The Act will allow space mining companies – those that are aiming to travel to planetary bodies and asteroids in order to hunt for and utilise resources – to own what they extract. Whilst it stops short of allowing companies to actually claim ownership of the celestial body itself, it none-the-less is ground breaking legislation.Two companies in particular – Deep Space Industries and Planetary Resources – will be popping more champagne than most at this announcement. Both hope to create a ‘trillion-dollar industry’ based on the extraction of chemical components of fuel and minerals such as platinum and gold. And boy, is there plenty on offer. Star gazers amongst you might recall Asteroid 2011 UW-158 which passed a mere 1.5 million miles from Earth back in July last year – it was packing a platinum core worth a staggering £3.5 trillion. So the financial imperative is clear, but what of the ethical one?
I must confess everything about this feels wrong to me, but actually, I think my gut betrays me (could this be down to my microbiome as well?).
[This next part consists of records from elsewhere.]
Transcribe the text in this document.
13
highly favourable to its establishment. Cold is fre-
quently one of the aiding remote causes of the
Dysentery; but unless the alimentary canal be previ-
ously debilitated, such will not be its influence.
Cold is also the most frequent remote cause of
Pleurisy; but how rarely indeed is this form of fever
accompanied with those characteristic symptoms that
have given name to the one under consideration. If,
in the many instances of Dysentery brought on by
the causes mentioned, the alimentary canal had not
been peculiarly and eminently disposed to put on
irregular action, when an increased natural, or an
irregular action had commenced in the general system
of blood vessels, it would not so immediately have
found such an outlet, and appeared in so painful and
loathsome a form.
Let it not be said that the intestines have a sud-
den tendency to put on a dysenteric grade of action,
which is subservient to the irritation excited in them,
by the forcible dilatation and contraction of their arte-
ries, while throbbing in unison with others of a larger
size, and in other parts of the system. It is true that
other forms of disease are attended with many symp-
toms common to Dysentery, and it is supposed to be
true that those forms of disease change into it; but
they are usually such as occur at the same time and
While I wince at the notion that space should be thought of as a ‘resource’, I can’t help but be swayed by the argument that our own resources – that is to say those on the planet upon which we evolved – are running out. It is tempting to think that we should seek to prevent the plundering of celestial bodies in a way that we have failed to do on Earth, but really this is just pure sentimentality.
Logic dictates that it would actually be more rational to stop mining our own life sustaining, delicately balanced planet in favour of resources further afield. There are, for example, no habitats to ruin on the Moon, and an asteroid has no atmosphere to riddle with pollutants.Now, this clearly doesn’t mean we should go on the rampage. Lessons have to be learned from the mistakes we have made on our own planet, but if the choice came down to putting local communities, habitats and ecosystems at risk by mining on our own planet, or doing so on a lifeless asteroid – there seems to me a fairly clear ethical imperative to head into space. Now, in reality clearly this won’t be the choice that presents itself. The likelihood of all inherently risky resource mining on Earth stopping in favour of a space-bound equivalent is practically non-existent.
So, some have claimed this as hallmark legislation that history will remember as a turning point; the moment when space was truly opened to the people. Others will see this as the beginning of a calamity; the breaching of a flood gate which will export our free-market values (and our corporate bad habits) into space and allow the exploitation of our solar system. Time, as they say, will tell. But what is certain, is its inevitability.
Like so many things in human history, money is the biggest lubrication of all – even when it comes to space exploration. It is now clear that very soon we won’t live in a global economy; we will live in a galactic one.